El neoliberalismo se extendió por el mundo rápidamente, desplazando al agotado benefactorismo. El proceso, si bien generalizado, se desarrolló de modo desigual. Más pausado en los países monopolistas, más acelerado y profundo en los países dependientes.

En este marco, el imperialismo, para frenar el avance popular y comenzar a aplicar el nuevo modelo neoliberal, impulsó una ola de golpes de estado en varios países de América Latina (Chile, Bolivia, Uruguay, Argentina).



EL PROCESO NACIONAL 1976 - 1983



En nuestro país, la dictadura tuvo como uno de sus principales objetivos terminar de liquidar un proceso de ascenso revolucionario de las masas populares, cuya fecha de inicio puede ubicarse en el Cordobazo de mayo de 1969. Derrotar al movimiento popular era necesario para profundizar la línea económica anticipada: estimular la concentración y la centralización del capital en manos de los monopolios extranjeros asociados a la gran burguesía local y crear condiciones que permitiesen un incremento en la explotación de la clase obrera y en la proletarización de la pequeña burguesía.

El primero de estos aspectos implicaba la transferencia a manos de los grupos monopolistas de los capitales de menor envergadura, profundizándose una persistente liquidación de la burguesía nacional vinculada al mercado interno.

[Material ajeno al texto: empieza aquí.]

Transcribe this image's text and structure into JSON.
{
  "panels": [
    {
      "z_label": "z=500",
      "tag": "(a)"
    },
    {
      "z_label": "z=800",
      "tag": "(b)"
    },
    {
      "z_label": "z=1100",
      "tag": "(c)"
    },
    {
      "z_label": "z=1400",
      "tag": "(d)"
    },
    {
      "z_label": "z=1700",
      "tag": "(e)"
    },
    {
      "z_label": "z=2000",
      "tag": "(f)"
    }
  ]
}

La dictadura comenzó a abrir las fronteras aduaneras permitiendo la introducción del excedente industrial de los Estados dominantes, los que competían con ventaja con la producción local. Se inició un proceso de desindustrialización. Se sustituyeron las mercancías de elaboración nacional por artículos similares importados, afectando preferentemente aquellas ramas vinculadas al capital nacional.

La deuda externa argentina creció brutalmente. Hacia 1975 rondaba los u$s 10.000 millones, para alcanzar, al fin de la dictadura militar, un monto que giraba alrededor de los u$s 50.000 millones. El pago de los intereses de esta deuda pesará gravemente sobre el esfuerzo del pueblo argentino, particularmente de sus trabajadores.

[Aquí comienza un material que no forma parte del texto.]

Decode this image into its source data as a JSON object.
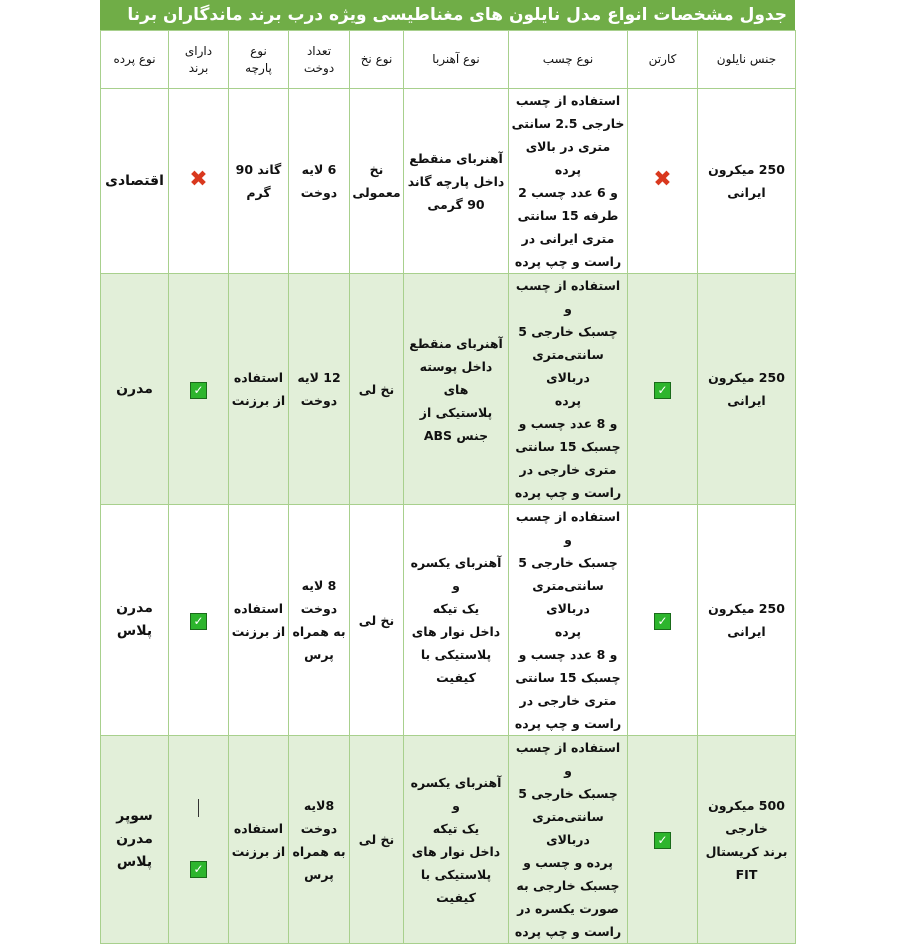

La composición orgánica del capital había crecido ininterrumpidamente desde 1950/54 (3,89) a 1971/73 (5,36). A su vez la tasa de explotación (P/V) lo hace a un ritmo mayor casi duplicándose en el mismo lapso(pasa de 0,76 a 1,41). Como consecuencia de este último aumento desmesurado se compensa la tendencia a declinar de la tasa de ganancia (P/c+v) que se eleva de 0,19 a 0,26.

Si bien el incremento de la tasa de explotación de la clase obrera argentina, como surge del párrafo anterior, no es nuevo, existen ciertos indicadores que permiten describir su crecimiento descomunal a partir de 1976. En efecto, tal como se demuestra con el siguiente cuadro, en el primer año de instalación de la dictadura genocida, disminuyó el salario real un 33% respecto de 1975. Cuando terminó esta etapa había descendido aún más.



Cuadro 1

Variación del salario real 1975/1993 Índice 1975=100



Año Salario



1975 100,0

1976 66,4

1977 51,3

1978 53,9

1979 57,7

1980 66,3

1981 61,9

1982 53,6

1983 63,6

1984 76,5

1985 68,8

1986 64,1

1987 58,7

1988 59,6

1989 54,5

1990 49,3

1991 46,8

1992 48,7

1993 49,1



Fuente: Azpiazu - Nochteff



Por otra parte, el crecimiento de la pauperización relativa de la clase obrera respecto de la burguesía, puede ser detectada considerando otro indicador: la participación de los asalariados activos en el Producto Bruto Interno (P.B.I.). Así, por ejemplo, mientras que en 1974-75 era del 44,1 %, bajó perpendicularmente en 1976 al 27,9%. Por fin en el segmento 1977-1980 fue del 31,4 %, importando un repunte frente a la aguda disminución de 1976, pero manteniéndose muy por debajo del nivel de 1975.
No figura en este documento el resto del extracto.